During the 2020 election, Bongino promoted the usual false and baseless claims of voter fraud, more or less parroting any baseless election fraud allegation Trump himself would come up with. According to Bongino, “the F.B.I. and the C.I.A., members of it, unquestionably tried to rig both the 2016 and 2020 election.” It doesn’t matter that he has no evidence, and that the claims have been dismissed by Trump’s own top appointees at the Departments of Justice and Homeland Security, in addition to federal and state judges: the lack of evidence is just evidence for how pervasive and well-done the rigging was – and the fact that the claims are dismissed as conspiracy theories is apparently a smoking gun.

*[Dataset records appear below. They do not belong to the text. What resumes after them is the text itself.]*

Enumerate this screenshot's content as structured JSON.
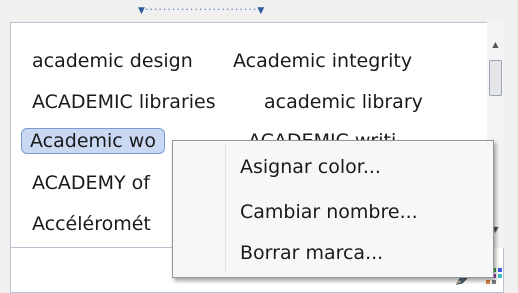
{
  "splitter": {
    "left_arrow": "▼",
    "dots": "·························",
    "right_arrow": "▼"
  },
  "tags": [
    {
      "label": "academic design"
    },
    {
      "label": "Academic integrity"
    },
    {
      "label": "ACADEMIC libraries"
    },
    {
      "label": "academic library"
    },
    {
      "label": "Academic wo"
    },
    {
      "label": "ACADEMIC writi"
    },
    {
      "label": "ACADEMY of"
    },
    {
      "label": "Accéléromét"
    }
  ],
  "context_menu": {
    "items": [
      {
        "label": "Asignar color..."
      },
      {
        "label": "Cambiar nombre..."
      },
      {
        "label": "Borrar marca..."
      }
    ]
  },
  "scrollbar": {
    "up_arrow": "▲",
    "down_arrow": "▼"
  },
  "icons": {
    "pencil": "pencil-icon",
    "palette": "palette-icon"
  }
}
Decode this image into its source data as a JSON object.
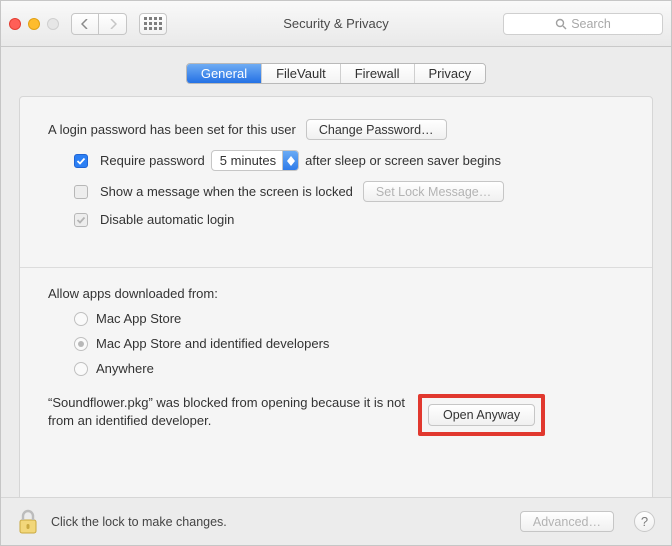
{
  "window": {
    "title": "Security & Privacy",
    "search_placeholder": "Search"
  },
  "tabs": {
    "general": "General",
    "filevault": "FileVault",
    "firewall": "Firewall",
    "privacy": "Privacy"
  },
  "login": {
    "password_set_text": "A login password has been set for this user",
    "change_password_btn": "Change Password…",
    "require_password_label": "Require password",
    "require_password_delay": "5 minutes",
    "after_sleep_text": "after sleep or screen saver begins",
    "show_message_label": "Show a message when the screen is locked",
    "set_lock_message_btn": "Set Lock Message…",
    "disable_auto_login_label": "Disable automatic login"
  },
  "allow_apps": {
    "heading": "Allow apps downloaded from:",
    "opt_appstore": "Mac App Store",
    "opt_identified": "Mac App Store and identified developers",
    "opt_anywhere": "Anywhere",
    "blocked_msg": "“Soundflower.pkg” was blocked from opening because it is not from an identified developer.",
    "open_anyway_btn": "Open Anyway"
  },
  "footer": {
    "lock_text": "Click the lock to make changes.",
    "advanced_btn": "Advanced…"
  }
}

Facts never mattered to Bongino or the platforms promoting him. Bongino was early onto the 2022 elections, too, warning his listeners months in advance about how Silicon Valley was “hiding information from you now about what happened in Arizona and Georgia”.

 

Indeed, as of 2022, Bongino has become something like an unofficial leader in the promotion of stop the steal myths, and is often a source for claims by conspiracy-mongering celebrities like Ginni Thomas (though when pressed, he tries to make it very clear that he’s JAQing off).

 

Diagnosis: It’s a pretty scary realization that Dan Bongino’s position among wingnuts might be partially due to how reasonable he sounds compared to most of the pundits sharing his views. Bongino’s views are in no conceivable way reasonable. One of the most dangerous loons in the US at present.